Une délégation mauricienne participe actuellement, au Caire, en Égypte, à la cinquième réunion du forum tripartite de négociations commerciales regroupant les pays membres du COMESA (Common Market for Eastern and Southern Africa), de la SADC (Southern African development Community) et de l’EAC (Eastern African Community). Ces négociations doivent déboucher sur la mise en place d’une zone de libre échange réunissant les 26 pays constituant ces trois blocs régionaux.
Constituée d’Assad Bhuglah, directeur de l’International Trade Division au ministère des Affaires étrangères et du Commerce international, de Maheswar Gaunpot, chef de service au Département des Douanes, et de Mahmood Cheeroo, secrétaire général de la MCCI, la délégation mauricienne fait partie des groupes d’experts en matière commerciale des États membres des trois groupements qui se sont fixés pour objectif de créer un marché élargi s’étendant de Cape Town au Caire et facilitant le libre mouvement des marchandises. Cette zone de libre échange, selon la feuille de route établie par les dirigeants des trois instances régionales, doit être lancée en 2014.

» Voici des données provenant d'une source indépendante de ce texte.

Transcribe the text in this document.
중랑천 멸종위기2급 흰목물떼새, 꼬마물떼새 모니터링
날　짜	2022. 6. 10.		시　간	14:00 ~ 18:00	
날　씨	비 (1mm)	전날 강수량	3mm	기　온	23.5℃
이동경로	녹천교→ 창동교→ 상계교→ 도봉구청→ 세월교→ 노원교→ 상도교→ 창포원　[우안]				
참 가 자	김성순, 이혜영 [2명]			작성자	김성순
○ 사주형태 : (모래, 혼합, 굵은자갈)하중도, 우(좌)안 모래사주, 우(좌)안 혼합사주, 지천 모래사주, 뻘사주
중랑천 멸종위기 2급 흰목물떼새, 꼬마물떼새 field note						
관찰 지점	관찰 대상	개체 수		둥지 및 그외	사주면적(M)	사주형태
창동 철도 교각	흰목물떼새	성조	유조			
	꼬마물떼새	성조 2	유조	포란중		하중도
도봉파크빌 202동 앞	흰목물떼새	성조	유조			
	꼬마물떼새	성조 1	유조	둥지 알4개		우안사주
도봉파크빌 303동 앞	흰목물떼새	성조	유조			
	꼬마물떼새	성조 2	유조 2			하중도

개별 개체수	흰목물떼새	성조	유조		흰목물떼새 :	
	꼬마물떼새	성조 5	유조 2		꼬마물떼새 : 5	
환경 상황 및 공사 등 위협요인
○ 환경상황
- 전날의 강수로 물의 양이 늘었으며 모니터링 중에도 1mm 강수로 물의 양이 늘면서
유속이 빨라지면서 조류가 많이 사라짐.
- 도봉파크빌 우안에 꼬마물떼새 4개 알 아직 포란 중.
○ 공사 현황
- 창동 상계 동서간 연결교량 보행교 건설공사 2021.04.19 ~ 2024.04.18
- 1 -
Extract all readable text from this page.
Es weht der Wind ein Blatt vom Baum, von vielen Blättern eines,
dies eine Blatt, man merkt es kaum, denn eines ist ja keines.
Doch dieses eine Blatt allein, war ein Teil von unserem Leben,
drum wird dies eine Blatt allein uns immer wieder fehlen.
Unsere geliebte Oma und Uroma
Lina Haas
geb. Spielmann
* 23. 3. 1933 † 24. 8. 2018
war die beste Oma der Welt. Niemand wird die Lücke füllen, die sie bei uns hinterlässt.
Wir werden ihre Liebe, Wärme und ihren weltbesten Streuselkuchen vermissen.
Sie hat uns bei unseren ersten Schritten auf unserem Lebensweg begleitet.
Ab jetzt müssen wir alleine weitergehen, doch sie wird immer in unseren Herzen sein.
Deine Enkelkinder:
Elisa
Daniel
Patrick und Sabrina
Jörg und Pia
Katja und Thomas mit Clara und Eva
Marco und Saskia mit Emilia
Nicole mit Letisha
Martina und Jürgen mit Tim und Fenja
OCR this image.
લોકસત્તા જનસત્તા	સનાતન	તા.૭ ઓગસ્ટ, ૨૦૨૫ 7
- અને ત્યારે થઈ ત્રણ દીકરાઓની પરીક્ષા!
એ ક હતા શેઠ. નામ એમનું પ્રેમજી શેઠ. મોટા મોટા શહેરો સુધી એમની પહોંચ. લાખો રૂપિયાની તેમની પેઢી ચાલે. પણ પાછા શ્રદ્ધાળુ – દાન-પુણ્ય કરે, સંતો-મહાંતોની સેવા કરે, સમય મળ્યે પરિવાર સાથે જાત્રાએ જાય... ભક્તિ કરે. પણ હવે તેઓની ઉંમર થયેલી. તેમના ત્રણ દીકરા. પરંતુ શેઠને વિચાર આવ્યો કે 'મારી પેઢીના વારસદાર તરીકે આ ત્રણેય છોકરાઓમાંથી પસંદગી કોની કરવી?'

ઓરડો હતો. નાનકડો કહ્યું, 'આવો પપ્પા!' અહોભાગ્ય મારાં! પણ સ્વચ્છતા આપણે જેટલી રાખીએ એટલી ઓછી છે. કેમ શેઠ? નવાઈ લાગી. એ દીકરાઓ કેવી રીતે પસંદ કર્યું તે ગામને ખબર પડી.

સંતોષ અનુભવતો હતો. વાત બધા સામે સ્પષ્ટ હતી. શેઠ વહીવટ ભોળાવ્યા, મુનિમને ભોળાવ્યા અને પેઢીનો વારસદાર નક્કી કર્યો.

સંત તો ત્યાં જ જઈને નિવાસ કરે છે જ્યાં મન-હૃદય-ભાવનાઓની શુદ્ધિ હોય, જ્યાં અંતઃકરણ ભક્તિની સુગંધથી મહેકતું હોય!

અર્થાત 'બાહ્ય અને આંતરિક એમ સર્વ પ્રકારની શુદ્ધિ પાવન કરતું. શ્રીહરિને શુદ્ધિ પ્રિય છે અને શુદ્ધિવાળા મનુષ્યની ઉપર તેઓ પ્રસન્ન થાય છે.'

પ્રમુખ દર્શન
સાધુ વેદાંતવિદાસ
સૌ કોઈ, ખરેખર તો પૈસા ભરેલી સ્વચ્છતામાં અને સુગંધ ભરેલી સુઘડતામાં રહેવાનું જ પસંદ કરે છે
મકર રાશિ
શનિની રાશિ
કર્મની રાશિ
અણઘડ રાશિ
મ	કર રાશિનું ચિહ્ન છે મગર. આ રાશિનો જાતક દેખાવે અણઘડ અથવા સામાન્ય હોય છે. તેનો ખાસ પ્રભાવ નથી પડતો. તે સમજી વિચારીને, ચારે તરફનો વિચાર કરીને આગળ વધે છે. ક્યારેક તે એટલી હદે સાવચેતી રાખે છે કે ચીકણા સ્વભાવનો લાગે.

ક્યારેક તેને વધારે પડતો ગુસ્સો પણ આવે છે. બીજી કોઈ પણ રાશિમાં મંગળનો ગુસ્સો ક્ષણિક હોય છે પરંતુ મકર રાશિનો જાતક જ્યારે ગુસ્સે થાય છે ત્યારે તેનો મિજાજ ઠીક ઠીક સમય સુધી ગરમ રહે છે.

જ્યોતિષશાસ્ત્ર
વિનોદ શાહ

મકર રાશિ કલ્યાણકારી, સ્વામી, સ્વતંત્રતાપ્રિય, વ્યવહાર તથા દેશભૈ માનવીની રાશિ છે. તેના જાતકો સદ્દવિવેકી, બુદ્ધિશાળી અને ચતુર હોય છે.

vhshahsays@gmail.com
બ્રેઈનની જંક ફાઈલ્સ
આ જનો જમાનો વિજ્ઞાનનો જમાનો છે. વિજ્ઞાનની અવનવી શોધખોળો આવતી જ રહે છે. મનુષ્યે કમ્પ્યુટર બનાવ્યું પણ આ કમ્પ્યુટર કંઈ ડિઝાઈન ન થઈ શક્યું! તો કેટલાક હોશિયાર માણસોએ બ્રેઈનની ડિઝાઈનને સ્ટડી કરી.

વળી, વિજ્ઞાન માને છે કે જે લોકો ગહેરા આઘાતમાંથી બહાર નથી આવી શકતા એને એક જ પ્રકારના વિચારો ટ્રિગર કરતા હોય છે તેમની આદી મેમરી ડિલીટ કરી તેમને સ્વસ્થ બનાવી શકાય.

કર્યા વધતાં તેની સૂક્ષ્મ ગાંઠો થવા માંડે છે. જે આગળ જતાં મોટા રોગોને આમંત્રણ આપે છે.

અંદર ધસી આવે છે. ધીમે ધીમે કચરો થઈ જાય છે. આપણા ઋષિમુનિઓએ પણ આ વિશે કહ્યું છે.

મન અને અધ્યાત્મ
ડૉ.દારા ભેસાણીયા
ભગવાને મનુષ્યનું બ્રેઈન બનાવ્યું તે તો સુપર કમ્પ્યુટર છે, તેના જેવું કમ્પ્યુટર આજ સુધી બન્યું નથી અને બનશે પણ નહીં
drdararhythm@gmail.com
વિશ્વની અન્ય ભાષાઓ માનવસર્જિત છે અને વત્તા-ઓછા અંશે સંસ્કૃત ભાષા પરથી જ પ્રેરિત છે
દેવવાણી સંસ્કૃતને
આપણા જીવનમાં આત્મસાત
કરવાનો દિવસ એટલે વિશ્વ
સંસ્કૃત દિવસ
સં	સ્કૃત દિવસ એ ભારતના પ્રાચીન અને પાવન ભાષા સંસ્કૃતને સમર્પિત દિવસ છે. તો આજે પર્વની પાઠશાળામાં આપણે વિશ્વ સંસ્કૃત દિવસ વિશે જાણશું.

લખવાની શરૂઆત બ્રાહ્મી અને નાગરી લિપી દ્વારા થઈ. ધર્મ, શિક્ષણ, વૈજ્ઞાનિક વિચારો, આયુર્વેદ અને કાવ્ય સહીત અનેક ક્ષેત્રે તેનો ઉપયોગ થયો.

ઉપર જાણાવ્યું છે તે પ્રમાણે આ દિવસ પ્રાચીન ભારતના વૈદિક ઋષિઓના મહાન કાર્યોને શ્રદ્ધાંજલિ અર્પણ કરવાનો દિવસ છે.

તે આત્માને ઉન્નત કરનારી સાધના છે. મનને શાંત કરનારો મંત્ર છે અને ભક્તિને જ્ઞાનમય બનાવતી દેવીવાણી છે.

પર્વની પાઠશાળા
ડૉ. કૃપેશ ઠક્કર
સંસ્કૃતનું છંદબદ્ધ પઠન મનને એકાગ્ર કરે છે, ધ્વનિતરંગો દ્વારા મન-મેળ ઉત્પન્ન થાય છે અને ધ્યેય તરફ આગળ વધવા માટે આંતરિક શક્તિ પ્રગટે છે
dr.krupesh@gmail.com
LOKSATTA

Les pays représentés au sein du COMESA, de la SADC et de l’EAC sont : Afrique du Sud, Angola, Botswana, Burundi, Comores, République Démocratique du Congo, Djibouti, Égypte, Erithrée, Éthiopie, Kenya, Lesotho, Libye, Madagascar, Malawi, Maurice, Mozambique, Namibie, Ouganda, Rwanda, Seychelles, Soudan, Swaziland, Tanzanie, Zambie et Zimbabwe. La population totale de l’ensemble de ces pays s’élève à environ 595 millions d’habitants. Le produit intérieur brut total se chiffre à plus de 1 700 milliards de dollars. En 2009, les pays des trois blocs constituaient environ 58 % de la population du continent africain et 59 % du PIB global. Les 26 pays concernés représentaient, par ailleurs, 49 % de la totalité des membres de l’Union africaine.
Les observateurs soutiennent que la zone tripartite de libre échange est en train d’être construite sur la base de progrès significatifs réalisés par chacun des trois blocs en matière de libéralisation commerciale. Au Caire, les experts devront oeuvrer pour arriver à un accord sur les modalités des prochaines négociations tarifaires.
Dans un document préparé par le secrétariat de l’instance tripartite, il a été décidé qu’il y aurait trois groupes de pays pour les besoins des négociations sur la libéralisation tarifaire. Les pays qui sont parties prenantes de plus d’un accord de libre échange (COMESA et SADC) au niveau de leurs zones respectives – le groupe inclut Madagascar, Maurice, le Malawi, la Zambie et le Zimbabwe – seront appelés à négocier avec seulement quatre pays, à savoir l’Angola, la République Démocratique du Congo, l’Erithrée et l’Éthiopie. Ces derniers pays, faut-il le rappeler, ne participent à aucun accord de libre échange que ce soit au niveau de la SADC ou du COMESA.
Le deuxième groupe de pays est constitué des pays participant à un accord de libre échange et qui auront à négocier une libéralisation tarifaire avec des pays membres des autres blocs commerciaux régionaux. Ce groupe comprend les Comores, Djibouti, l’Égypte, la Libye, le Mozambique, les Seychelles, le Soudan, l’EAC et la Southern African Customs Union. Quant au dernier groupe, il comprend les pays qui ne sont pas parties prenantes d’un quelconque accord de libre échange : l’Angola, la RD Congo, l’Erithrée et l’Éthiopie. Ceux-ci seront tenus à négocier avec tous les autres pays membres des blocs commerciaux.
Les experts en matière de négociations commerciales soutiennent que l’un des points cruciaux des négociations concernera les règles d’origine. Les délégués veulent savoir si les règles d’origine seront basées sur des critères généraux (across the board) ou seront appliquées en fonction de critères spécifiques pour chaque produit. Des participants aux négociations estiment que les négociations pourraient se révéler difficiles si cette seconde option est retenue.
Notons que la cinquième réunion du forum tripartite prendra fin demain.